The Mea Culpa program made a special about this case in 2003.

==Discovery of the murderer==
===Searching for the truth===
Orlando Garay, father of one of the victims Viviana Garay, began to fight for the truth and did not accept the authorities' speculations, selling his fisherman's boat to gather the families of other disappeared girls to find answers. On July 18, 2000, a bag and clothes belonging to Viviana were found on a rubbish dump where, according to her family and friends, she never went to; That same day, in another landfill, the neighbours found Katherine Acre's backpack and uniform. On July 20, Inés Valdivia, mother of Patricia Palma, distinguished her daughter's underwear in a ravine. This was how family members, friends and neighbours looked for the young women.

===Last crime and arrest===
On October 4, 2001, Julio Pérez made this last attack, when a young woman identified as Bárbara Nuñez survived. He intercepted and attacked in the same way he did with other victims, the difference was that Pérez confessed to being the murderer; After he had hit her with a stone on the head and thinking she was dead, he left. Nuñez survived however, and managed to report the attack. That same day he was arrested; without any remorse he admitted to the murders and rapes, also confessing to having acted alone and denying having dementia. After his arrest, Pérez provided the necessary information to locate the other victims' bodies. During his trial, he was monitored 24 hours a day and subjected to sleep control, after he tried to commit suicide in his cell with a shoelace wound to a toothbrush.

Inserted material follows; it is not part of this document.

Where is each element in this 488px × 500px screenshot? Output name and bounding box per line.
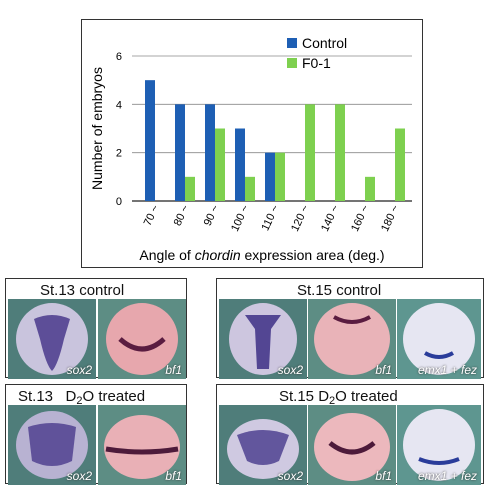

So far, the names of five other disappeared young and adult women emerged in Alto Hospicio area between April 1999 and August 2001. However, Pérez has claimed to know nothing about them.

===Condemnation===
Finally, on February 26, 2004, Pérez, 40 years old at the time, was sentenced to life imprisonment with the possibility of parole after a minimum of 20 years for the murders of 11 adolescents and 3 adults, another 20 years for two rapes, and 10 years for an attempted murder, setting his earliest possible release date in October 2051, when he will be 88 years old. He is currently incarcerated in the high security sector of the Colina I Penitentiary Compliance Centre.

==Victims==
According to the investigations, the 14 victims of Julio Pérez Silva, murdered between September 12, 1998, and August 23, 2001, would be:
- Graciela Monserrat Saravia, 17, on 15 September 1998 at the Caleta Chanavayita beach in Iquique. Her body was found the next day.
- Ornella Linares Cepeda, 14, on 5 April 1999 in Alto Hospicio. Her body was found on 2 July 2002.
- Ivón Carrillo Lefno, 15, on 9 August 1999 in Iquique. Her body was also found on 2 July 2002.
- Macarena Sánchez Jabré, 14, on 23 November 2000 in Alto Hospicio. Her body was found on 10 October 2001.
- Guisela Melgarejo Navarro, 34, on 2 February 2000 between Pozo Almonte and Alto Hospicio. Her body was found on 25 May 2002.
- Sara Gómez Cuevas, 18, on 21 February 2000 in Alto Hospicio. Her body was found on 24 February 2000.
- Angelica Lay Alcayaga, 25, on 24 February 2000 at the El Pampa sector in Alto Hospicio. Her body was found on 20 October 2001.
- Laura Sola Henríquez, 16, on 23 March 2000 in Alto Hospicio. Her body was found on 10 October 2001.
- Katherine Arce Rivera, 16, on 5 April 2000 in Alto Hospicio. Her body was found on 10 October 2001.
- Patricia Palma Valdivia, 17, on 22 May 2000 in Alto Hospicio. Her body was found on 10 October 2001.
- Macarena Montecinos Iglesias, 15, on 2 June 2000 at Laguna Verde in Iquique. Her body was found on 10 October 2001.
- Viviana Garay Moena, 16, on 30 June 2000 at the El Pampa sector in Alto Hospicio. Her body was found on 20 October 2001.
- Deysi Castro Mamani, 16, on 22 May 2001 in Alto Hospicio. Her body was found on 2 July 2002.
- Angélica Palape Castro, 46, on 23 August 2001 in Alto Hospicio. Her body was found on 2 July 2002.